Colombie et Equateur pourchassent les assassins de journalistes

Tumaco (Colombie) - Des militaires colombiens et équatoriens recherchaient samedi dans une région forestière frontalière les guérilleros dissidents qui ont assassiné une équipe de journalistes qu'ils retenaient en otages.

La région de Tumaco, près de la frontière entre Equateur et Colombie, est militarisée.

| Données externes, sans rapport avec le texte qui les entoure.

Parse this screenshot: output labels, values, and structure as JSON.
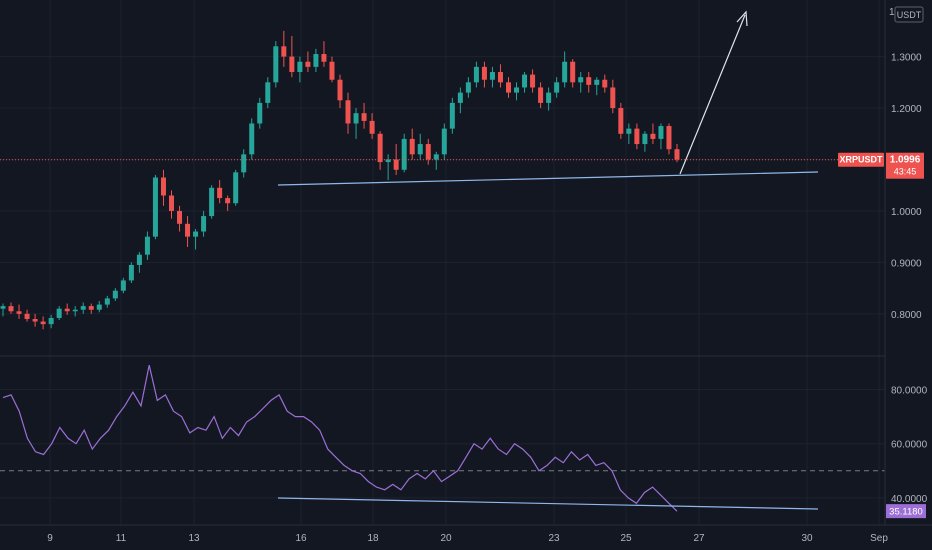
{
  "colors": {
    "background": "#131722",
    "grid": "#1e222d",
    "axis_text": "#b2b5be",
    "up": "#26a69a",
    "down": "#ef5350",
    "rsi": "#9c6fd6",
    "trendline": "#8fb8e8",
    "arrow": "#e0e3eb",
    "price_line": "#ef5350"
  },
  "price_axis": {
    "unit": "USDT",
    "ticks": [
      "1.3000",
      "1.2000",
      "1.0000",
      "0.9000",
      "0.8000"
    ],
    "top_label": "1"
  },
  "last_price": {
    "symbol": "XRPUSDT",
    "price": "1.0996",
    "countdown": "43:45",
    "value": 1.0996
  },
  "rsi_axis": {
    "ticks": [
      "80.0000",
      "60.0000",
      "40.0000"
    ],
    "level": 50,
    "current": "35.1180",
    "current_value": 35.118
  },
  "time_axis": {
    "labels": [
      "9",
      "11",
      "13",
      "16",
      "18",
      "20",
      "23",
      "25",
      "27",
      "30",
      "Sep"
    ]
  },
  "chart_data": [
    {
      "type": "candlestick",
      "series": "XRPUSDT",
      "ylim": [
        0.72,
        1.41
      ],
      "candles": [
        [
          0.81,
          0.82,
          0.795,
          0.815
        ],
        [
          0.815,
          0.822,
          0.8,
          0.805
        ],
        [
          0.805,
          0.818,
          0.79,
          0.8
        ],
        [
          0.8,
          0.808,
          0.785,
          0.79
        ],
        [
          0.79,
          0.8,
          0.775,
          0.785
        ],
        [
          0.785,
          0.795,
          0.77,
          0.78
        ],
        [
          0.78,
          0.798,
          0.772,
          0.792
        ],
        [
          0.792,
          0.815,
          0.788,
          0.81
        ],
        [
          0.81,
          0.82,
          0.798,
          0.805
        ],
        [
          0.805,
          0.815,
          0.795,
          0.808
        ],
        [
          0.808,
          0.822,
          0.8,
          0.815
        ],
        [
          0.815,
          0.82,
          0.8,
          0.808
        ],
        [
          0.808,
          0.825,
          0.803,
          0.818
        ],
        [
          0.818,
          0.835,
          0.812,
          0.83
        ],
        [
          0.83,
          0.85,
          0.825,
          0.845
        ],
        [
          0.845,
          0.87,
          0.84,
          0.865
        ],
        [
          0.865,
          0.9,
          0.86,
          0.895
        ],
        [
          0.895,
          0.92,
          0.88,
          0.915
        ],
        [
          0.915,
          0.96,
          0.905,
          0.95
        ],
        [
          0.95,
          1.07,
          0.945,
          1.065
        ],
        [
          1.065,
          1.08,
          1.01,
          1.03
        ],
        [
          1.03,
          1.04,
          0.985,
          1.0
        ],
        [
          1.0,
          1.01,
          0.96,
          0.975
        ],
        [
          0.975,
          0.99,
          0.93,
          0.95
        ],
        [
          0.95,
          0.965,
          0.925,
          0.96
        ],
        [
          0.96,
          1.0,
          0.95,
          0.99
        ],
        [
          0.99,
          1.05,
          0.985,
          1.045
        ],
        [
          1.045,
          1.06,
          1.015,
          1.025
        ],
        [
          1.025,
          1.03,
          1.0,
          1.015
        ],
        [
          1.015,
          1.08,
          1.01,
          1.075
        ],
        [
          1.075,
          1.12,
          1.065,
          1.11
        ],
        [
          1.11,
          1.18,
          1.1,
          1.17
        ],
        [
          1.17,
          1.22,
          1.16,
          1.21
        ],
        [
          1.21,
          1.26,
          1.2,
          1.25
        ],
        [
          1.25,
          1.33,
          1.24,
          1.32
        ],
        [
          1.32,
          1.35,
          1.28,
          1.3
        ],
        [
          1.3,
          1.34,
          1.26,
          1.27
        ],
        [
          1.27,
          1.3,
          1.25,
          1.29
        ],
        [
          1.29,
          1.31,
          1.27,
          1.28
        ],
        [
          1.28,
          1.315,
          1.27,
          1.305
        ],
        [
          1.305,
          1.33,
          1.28,
          1.29
        ],
        [
          1.29,
          1.3,
          1.25,
          1.255
        ],
        [
          1.255,
          1.265,
          1.2,
          1.215
        ],
        [
          1.215,
          1.23,
          1.15,
          1.17
        ],
        [
          1.17,
          1.2,
          1.14,
          1.19
        ],
        [
          1.19,
          1.21,
          1.16,
          1.175
        ],
        [
          1.175,
          1.19,
          1.14,
          1.15
        ],
        [
          1.15,
          1.155,
          1.08,
          1.095
        ],
        [
          1.095,
          1.11,
          1.06,
          1.1
        ],
        [
          1.1,
          1.13,
          1.07,
          1.08
        ],
        [
          1.08,
          1.15,
          1.075,
          1.14
        ],
        [
          1.14,
          1.16,
          1.1,
          1.11
        ],
        [
          1.11,
          1.15,
          1.1,
          1.13
        ],
        [
          1.13,
          1.14,
          1.09,
          1.1
        ],
        [
          1.1,
          1.115,
          1.08,
          1.11
        ],
        [
          1.11,
          1.17,
          1.1,
          1.16
        ],
        [
          1.16,
          1.22,
          1.15,
          1.21
        ],
        [
          1.21,
          1.24,
          1.19,
          1.23
        ],
        [
          1.23,
          1.26,
          1.22,
          1.25
        ],
        [
          1.25,
          1.29,
          1.24,
          1.28
        ],
        [
          1.28,
          1.29,
          1.24,
          1.255
        ],
        [
          1.255,
          1.28,
          1.24,
          1.27
        ],
        [
          1.27,
          1.285,
          1.24,
          1.25
        ],
        [
          1.25,
          1.26,
          1.22,
          1.23
        ],
        [
          1.23,
          1.25,
          1.215,
          1.24
        ],
        [
          1.24,
          1.27,
          1.23,
          1.265
        ],
        [
          1.265,
          1.275,
          1.23,
          1.24
        ],
        [
          1.24,
          1.25,
          1.2,
          1.21
        ],
        [
          1.21,
          1.24,
          1.195,
          1.23
        ],
        [
          1.23,
          1.26,
          1.22,
          1.25
        ],
        [
          1.25,
          1.31,
          1.24,
          1.29
        ],
        [
          1.29,
          1.295,
          1.24,
          1.25
        ],
        [
          1.25,
          1.27,
          1.23,
          1.26
        ],
        [
          1.26,
          1.27,
          1.23,
          1.245
        ],
        [
          1.245,
          1.26,
          1.225,
          1.255
        ],
        [
          1.255,
          1.265,
          1.23,
          1.24
        ],
        [
          1.24,
          1.255,
          1.19,
          1.2
        ],
        [
          1.2,
          1.21,
          1.14,
          1.15
        ],
        [
          1.15,
          1.17,
          1.13,
          1.16
        ],
        [
          1.16,
          1.17,
          1.12,
          1.13
        ],
        [
          1.13,
          1.155,
          1.115,
          1.15
        ],
        [
          1.15,
          1.17,
          1.13,
          1.14
        ],
        [
          1.14,
          1.17,
          1.12,
          1.165
        ],
        [
          1.165,
          1.17,
          1.11,
          1.12
        ],
        [
          1.12,
          1.13,
          1.095,
          1.1
        ]
      ]
    },
    {
      "type": "line",
      "series": "RSI",
      "ylim": [
        30,
        92
      ],
      "values": [
        77,
        78,
        72,
        62,
        57,
        56,
        60,
        66,
        62,
        60,
        65,
        58,
        62,
        65,
        70,
        74,
        79,
        74,
        89,
        76,
        78,
        72,
        70,
        64,
        66,
        65,
        70,
        62,
        66,
        63,
        68,
        70,
        73,
        76,
        78,
        72,
        70,
        70,
        68,
        65,
        58,
        55,
        52,
        50,
        49,
        46,
        44,
        43,
        45,
        43,
        47,
        49,
        47,
        50,
        46,
        48,
        50,
        55,
        60,
        58,
        62,
        58,
        56,
        60,
        58,
        55,
        50,
        52,
        55,
        53,
        57,
        54,
        56,
        52,
        53,
        50,
        43,
        40,
        38,
        42,
        44,
        41,
        38,
        35.1
      ]
    }
  ]
}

Cette municipalité connue pour sa forte densité de cultures de la coca est le centre des opérations militaires du côté colombien.

Du côté équatorien, les actions se concentrent sur la zone de San Lorenzo, placée sous état d'exception depuis janvier en raison de l'accroissement des violences qu'elle connaît.

"Il va y avoir une offensive très énergique", a dit à l'AFP le général Maurizio Zabala, le commandant de la Force de déploiement rapide numéro 2 de l'armée de terre colombienne.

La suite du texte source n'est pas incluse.